I luoghi abbandonati, gli oggetti e i sopravvissuti nell’obiettivo di Yuri Dojc. Trovato anche un libro del nonno.
Passeggiando per le strade di Bardejov, in Slovacchia, un edifico lo incuriosisce. È una scuola abbandonata, ma il fotografo slovacco-canadese Yuri Dojc, con la sua inseparabile macchina fotografica, entra. È il 2006, tuttavia sembra che il tempo non sia trascorso: è tutto come un giorno del 1943, quello in cui gli studenti vengono deportati nei campi di concentramento. Dopo più di 60 anni, il fotografo trova ancora sui banchi i libri, così come erano stati lasciati. E poi quaderni corretti, pagelle e, incredibilmente, persino un libro che era appartenuto a suo nonno. Ultimi testimoni di ciò che resta di quella comunità ebraica, Dojc li ritrae in immagini davvero belle; a Roma, per la prima volta in Italia, i suoi scatti sono raccolti nella mostra Last Folio: un viaggio fotografico con Yuri Dojc, fino al 27 gennaio [2014]. Nel percorso, non sono esposti soltanto i libri che Dojc trova nella scuola ebraica: dopo aver scavato nella memoria di quel luogo, parte per un viaggio attraverso la Slovacchia, e lo documenta con i ritratti dei sopravvissuti all’Olocausto e le fotografie delle rovine di scuole, sinagoghe e cimiteri.
Il viaggio.
Nel 1997, al funerale del padre, Dojc incontra un sopravvissuto dell’Olocausto; così decide di fotografare tutti i sopravvissuti slovacchi, prima che fosse troppo tardi. È allora che parte per quel viaggio, durante il quale attraversa l’intero paese, e scatta più di 150 ritratti, annotando storie e volti. Commosso dalla bellezza dei palazzi che visita e degli oggetti che trova, nonostante il loro stato di degrado, li immortala, ma non gli basta: vuole altre testimonianze.
Le tracce.
Per trovarle, segue il percorso indicato da un libro, scritto da suo padre, sul patrimonio ebraico del paese. Così, il progetto prende forma e, finalmente, è completo. Si arricchisce infatti di oggetti messi in salvo da persone che aiutarono gli ebrei slovacchi a salvarsi, spesso loro vicini di casa; e anche delle storie di come questi oggetti furono nascosti. Come il caso di un uomo il quale, avendo saputo che il sindaco della città stava per distruggere la sinagoga e costruire un parcheggio, mise a disposizione la sua casa per custodirvi i libri sottratti al luogo di culto ormai abbandonato. Dopo 30 anni, i libri sono ancora in questa casa.
Il documentario.
Durante il viaggio, Dojc non era da solo: ad accompagnarlo la regista Katya Krausová, che ha girato un film proiettato in mostra, ed ha curato il progetto.

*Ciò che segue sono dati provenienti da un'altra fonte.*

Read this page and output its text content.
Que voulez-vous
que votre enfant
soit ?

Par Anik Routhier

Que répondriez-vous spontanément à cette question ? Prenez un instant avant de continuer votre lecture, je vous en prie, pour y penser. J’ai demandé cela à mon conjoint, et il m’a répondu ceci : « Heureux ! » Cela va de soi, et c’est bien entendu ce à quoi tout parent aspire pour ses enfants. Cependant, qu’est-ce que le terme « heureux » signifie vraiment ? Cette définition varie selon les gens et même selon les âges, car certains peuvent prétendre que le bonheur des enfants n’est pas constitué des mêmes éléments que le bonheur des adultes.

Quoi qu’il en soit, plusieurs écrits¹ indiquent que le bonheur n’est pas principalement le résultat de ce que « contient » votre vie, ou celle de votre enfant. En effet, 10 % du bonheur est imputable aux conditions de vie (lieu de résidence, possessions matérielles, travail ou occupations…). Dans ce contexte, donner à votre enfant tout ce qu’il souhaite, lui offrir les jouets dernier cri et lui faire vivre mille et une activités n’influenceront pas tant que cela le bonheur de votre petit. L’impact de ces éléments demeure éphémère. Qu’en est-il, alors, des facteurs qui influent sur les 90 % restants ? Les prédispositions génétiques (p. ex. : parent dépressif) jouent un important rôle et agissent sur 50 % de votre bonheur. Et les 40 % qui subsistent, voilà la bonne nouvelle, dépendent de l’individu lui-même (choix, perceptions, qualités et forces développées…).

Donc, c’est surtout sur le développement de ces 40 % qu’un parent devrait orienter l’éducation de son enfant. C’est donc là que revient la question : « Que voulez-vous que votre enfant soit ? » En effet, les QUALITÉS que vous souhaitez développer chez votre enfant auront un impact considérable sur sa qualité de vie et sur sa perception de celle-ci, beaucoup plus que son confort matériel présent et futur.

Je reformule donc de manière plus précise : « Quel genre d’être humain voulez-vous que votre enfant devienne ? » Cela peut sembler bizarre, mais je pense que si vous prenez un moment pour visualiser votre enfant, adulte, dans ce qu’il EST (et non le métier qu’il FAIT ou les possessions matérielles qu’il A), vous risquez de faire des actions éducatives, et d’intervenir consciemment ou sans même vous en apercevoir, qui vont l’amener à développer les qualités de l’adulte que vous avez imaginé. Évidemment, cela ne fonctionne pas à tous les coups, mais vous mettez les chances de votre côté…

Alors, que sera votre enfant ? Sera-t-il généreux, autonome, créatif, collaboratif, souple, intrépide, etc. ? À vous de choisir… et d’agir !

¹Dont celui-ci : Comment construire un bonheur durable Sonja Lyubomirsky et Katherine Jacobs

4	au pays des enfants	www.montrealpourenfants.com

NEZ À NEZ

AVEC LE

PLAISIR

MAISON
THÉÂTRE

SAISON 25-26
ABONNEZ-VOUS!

«Yuri ed io abbiamo attraversato borghi e villaggi di tutto il paese», dice Krausová, «incontrando persone e trovando ricordi di vite e frammenti di memorie. Rintracciare le esperienze delle nostre famiglie, e i mondi in cui vissero e morirono, è stato un viaggio estremamente intenso, emotivo, spirituale e profondamente personale».
Il fotografo. Nato in Cecoslovacchia, Dojc giunge in Canada come rifugiato nel 1969. Dopo 40 anni, le sue fotografie si trovano nelle collezioni e nelle gallerie di tutto il mondo, compresa la raccolta permanente della Galleria nazionale del Canada, il Museo nazionale della Slovacchia e la Biblioteca del Congresso a Washington.
«Ognuno di noi cerca di lasciare delle tracce della nostra esistenza, un segno che rimarrà quando non ci saremo più. Ma non è rimasto quasi nulla che ricordi le persone le cui vite sono state stroncate durante l’Olocausto. La fotografia mi permette di costruire un memoriale privato in loro ricordo», dice Dojc.
Curiosità.
Dopo aver fatto tappa alla Cambridge University, al Museum of Jewish Heritage di New York, alla Commissione Europea di Brussel, a Košice (Capitale europea della cultura 2013), la mostra, come giorno di chiusura a Roma, sceglie simbolicamente la Giornata della Memoria. Quest’anno poi, il Canada presiede l’Alleanza internazionale per la Memoria dell’Olocausto, marzo 2013 – marzo 2014.